The Chicago Bulls forward, back after missing five games through injury, has just played his first game in almost two weeks. A win over Michael Jordan's Charlotte Bobcats.
We are in the Chicago Bulls locker room - where Jordan once changed in and out of his famous number 23 jersey.
Deng emerges from the showers, wraps his knees in ice and slams his feet down into a large tub of freezing water.
Now Britain's top basketball player is ready to talk about the letter he has sent to Prime Minister David Cameron demanding that the sport's funding is restored. British Basketball was told last month it would receive no money for Rio 2016 - a cut of £8.5m from the London 2012 cycle.
"When they told us about five to six years ago they we couldn't get to the highest stage and that basketball wasn't big enough in the UK, we ignored all that," said Deng, 27, who is reported to earn $13m (£8.23m) a year.
"We worked hard to get to the programme where it's at, to be able to play in the Olympics and be able to compete with the teams."
In his letter to the PM, Deng said he did not understand why public funding had been cut to nothing.
"The game has really developed and to cut the funding would just be taking a huge step backward when I feel like we're taking big steps forward," he said.
"I feel that basketball in the UK is the best it's ever been."
GB Basketball did not win a medal at the London Games, but they were never expected to win one.
They did, however, emerge from obscurity to qualify - on merit - for two Eurobasket competitions in a little over five years in the run-up to the Olympics.
Deng, who was born in Sudan but became a British citizen seven years ago after going to school in south London, was the star name in the Team GB side that was knocked out in the group stage at London 2012.
They lost out to eventual silver medallists Spain by just one point during the group stage.
But this is not about Deng saving his own skin or the skins of his other international team-mates.
"The biggest thing is the youth and the kids," he explained.
"Cutting this funding, yes it will affect us but I think it will affect them more, especially the inner-city kids because basketball is such an easy game to play.
"We have a lot of kids that are wasting a lot of time not doing something beneficial and we need to keep them to continue playing."
In his letter, he makes the point that, after football, basketball is the most popular participant sport in the UK for young teenagers. So, is he angry about the situation?
"I'm not an angry person," he said. "I'm just speaking out to let the Prime Minister hear me."

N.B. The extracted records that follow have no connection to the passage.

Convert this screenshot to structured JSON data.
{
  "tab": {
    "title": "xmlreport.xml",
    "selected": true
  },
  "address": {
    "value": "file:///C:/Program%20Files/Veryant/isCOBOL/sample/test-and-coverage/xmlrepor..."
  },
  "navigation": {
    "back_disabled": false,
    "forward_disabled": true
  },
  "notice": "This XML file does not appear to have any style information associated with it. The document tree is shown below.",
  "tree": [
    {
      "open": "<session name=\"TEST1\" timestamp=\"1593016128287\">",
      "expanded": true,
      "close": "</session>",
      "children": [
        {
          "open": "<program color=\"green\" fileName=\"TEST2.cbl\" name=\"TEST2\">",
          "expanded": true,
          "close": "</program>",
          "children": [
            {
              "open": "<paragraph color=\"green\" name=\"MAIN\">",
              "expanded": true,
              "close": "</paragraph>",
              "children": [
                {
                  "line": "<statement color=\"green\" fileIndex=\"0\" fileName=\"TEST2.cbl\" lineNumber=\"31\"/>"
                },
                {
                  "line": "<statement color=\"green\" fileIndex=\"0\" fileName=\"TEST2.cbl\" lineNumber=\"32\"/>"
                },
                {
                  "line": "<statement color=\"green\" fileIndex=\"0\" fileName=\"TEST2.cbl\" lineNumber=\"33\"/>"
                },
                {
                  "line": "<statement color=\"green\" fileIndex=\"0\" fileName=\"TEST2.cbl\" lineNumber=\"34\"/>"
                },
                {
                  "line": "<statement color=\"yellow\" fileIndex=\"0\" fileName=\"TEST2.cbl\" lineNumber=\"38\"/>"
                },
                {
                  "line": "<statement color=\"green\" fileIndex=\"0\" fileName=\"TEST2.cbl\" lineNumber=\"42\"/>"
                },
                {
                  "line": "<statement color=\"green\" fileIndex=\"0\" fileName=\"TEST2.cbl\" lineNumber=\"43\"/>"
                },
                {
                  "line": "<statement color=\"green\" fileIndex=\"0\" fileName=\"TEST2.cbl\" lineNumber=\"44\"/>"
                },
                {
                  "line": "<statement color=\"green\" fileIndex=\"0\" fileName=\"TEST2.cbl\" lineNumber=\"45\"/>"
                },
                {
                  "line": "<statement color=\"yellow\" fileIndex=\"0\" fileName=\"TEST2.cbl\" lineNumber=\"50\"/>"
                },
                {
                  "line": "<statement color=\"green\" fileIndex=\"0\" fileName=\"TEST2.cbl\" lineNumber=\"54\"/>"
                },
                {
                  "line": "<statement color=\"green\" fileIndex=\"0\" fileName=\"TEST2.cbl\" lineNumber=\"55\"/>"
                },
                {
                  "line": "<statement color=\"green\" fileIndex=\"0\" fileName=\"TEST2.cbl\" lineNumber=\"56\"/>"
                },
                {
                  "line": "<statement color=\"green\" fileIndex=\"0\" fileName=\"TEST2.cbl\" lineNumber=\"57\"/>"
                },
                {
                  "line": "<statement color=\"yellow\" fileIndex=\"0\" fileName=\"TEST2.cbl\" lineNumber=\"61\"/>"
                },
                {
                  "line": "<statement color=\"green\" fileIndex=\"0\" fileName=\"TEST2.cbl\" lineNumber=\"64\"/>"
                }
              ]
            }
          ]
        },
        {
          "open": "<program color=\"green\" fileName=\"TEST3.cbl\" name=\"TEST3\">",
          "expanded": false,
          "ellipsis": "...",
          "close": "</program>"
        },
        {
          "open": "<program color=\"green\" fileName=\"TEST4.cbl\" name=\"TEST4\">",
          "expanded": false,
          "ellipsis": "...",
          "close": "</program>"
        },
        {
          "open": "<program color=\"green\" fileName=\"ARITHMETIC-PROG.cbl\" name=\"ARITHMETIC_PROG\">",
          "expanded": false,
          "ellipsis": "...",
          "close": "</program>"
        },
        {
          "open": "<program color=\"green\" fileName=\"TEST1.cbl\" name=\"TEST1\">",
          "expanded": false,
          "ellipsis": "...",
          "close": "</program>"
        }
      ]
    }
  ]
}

It is hard, in the locker room, after a win on home court, for us to get too deep. At one point, we are interrupted. Deng flashes a smile but he wants to make his point.
"Hey, this is serious!" he shouts across the room.
GB Basketball officials were making their case to UK Sport for a rethink on Wednesday. They will learn whether they have been successful by Friday.
Deng will not be drawn on who is to blame for the current situation, but it is obvious he believes the game has a social responsibility.
And I get the distinct impression Deng feels he has a role to play in that, too. He looks straight at me, holding my gaze.
"I'm passionate about it," he said. "This is my sport. I think anyone would do the same for the sport that they love and the sport that they play."